Eventuali proposte di CBD reperite in negozi non ufficiali, online o tramite contatti privati devono essere considerate con estrema cautela: potrebbero trattarsi di prodotti:
- non conformi agli standard di qualità;
- privi di autorizzazioni;
- esplicitamente illegali secondo la normativa cinese.
Inoltre, acquistare o detenere tali prodotti può comunque esporre a controlli e sanzioni. Anche per chi vive in Cina a lungo termine (es. expat o studenti), non esiste al momento un mercato regolamentato del CBD simile a quello esistente in molti Paesi europei.

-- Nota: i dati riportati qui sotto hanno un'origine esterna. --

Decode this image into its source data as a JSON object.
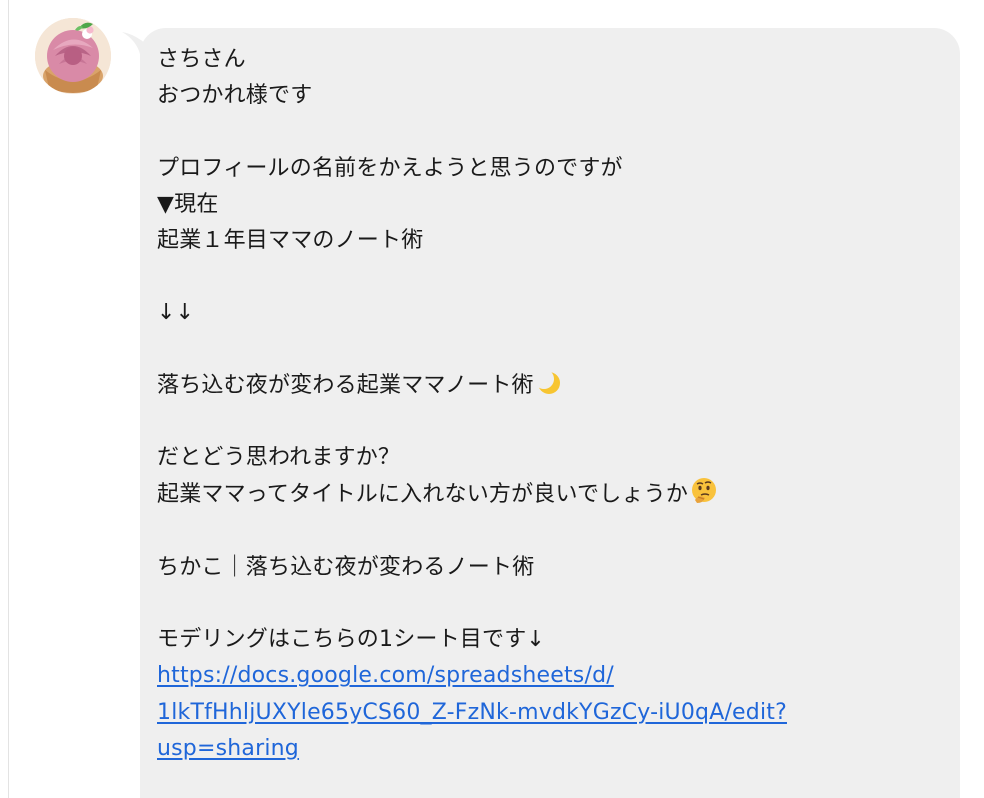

Cannabis e canapa in Cina: differenza chiave
Per comprendere meglio il quadro, è utile distinguere tra cannabis psicoattiva e canapa industriale. La cannabis con alto contenuto di THC è trattata come droga illecita: coltivazione, traffico, vendita e consumo sono severamente puniti (3). La canapa industriale, con tenore di THC molto basso, può invece essere coltivata in determinate regioni per fini industriali (tessili, alimentari, estratti per esportazione).
Tuttavia, il fatto che la canapa industriale sia coltivata legalmente non significa che i derivati come olio di CBD, capsule o cosmetici siano automaticamente legali per il mercato interno. La Cina ha scelto un modello fortemente orientato all’esportazione e al controllo, non alla liberalizzazione del consumo.

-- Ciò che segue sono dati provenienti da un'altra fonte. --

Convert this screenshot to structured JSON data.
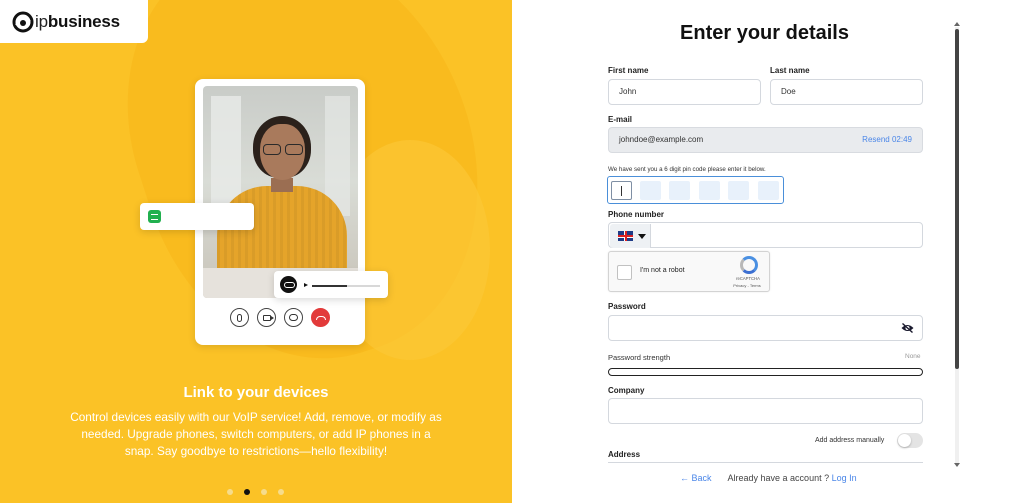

La Cina distingue tra canapa industriale (coltivabile in alcune regioni) e cannabis psicoattiva, ma questa distinzione non si traduce in una reale possibilità di usare o comprare CBD nel Paese.
Conclusione: Il CBD è legale in Cina?
In conclusione, il quadro legale del CBD in Cina è complesso e, soprattutto dal punto di vista del consumatore, molto restrittivo. La coltivazione di canapa è legale in alcune province e la produzione di CBD per l'esportazione è permessa, nel contesto di un’industria della canapa in crescita. Tuttavia, l'uso personale di cannabis e dei suoi derivati, incluso il CBD in forma di oli, capsule, edibili, cosmetici o infiorescenze, è generalmente considerato illegale o privo di una base normativa chiara a favore del consumatore.
Per chi viaggia in Cina o vi risiede temporaneamente, la linea più sicura è:
- non portare con sé prodotti a base di CBD;
- non acquistare CBD sul posto attraverso canali non ufficiali;
- non presumere che la legalità del CBD nel proprio Paese valga anche in Cina.
Se avete intenzione di portare o acquistare CBD in Cina, è consigliabile fare molta attenzione e consultare un avvocato locale o le autorità consolari del vostro Paese per essere sicuri di comprendere appieno le leggi locali e gli eventuali aggiornamenti normativi. Ricordate, l'ignoranza della legge non è una difesa valida.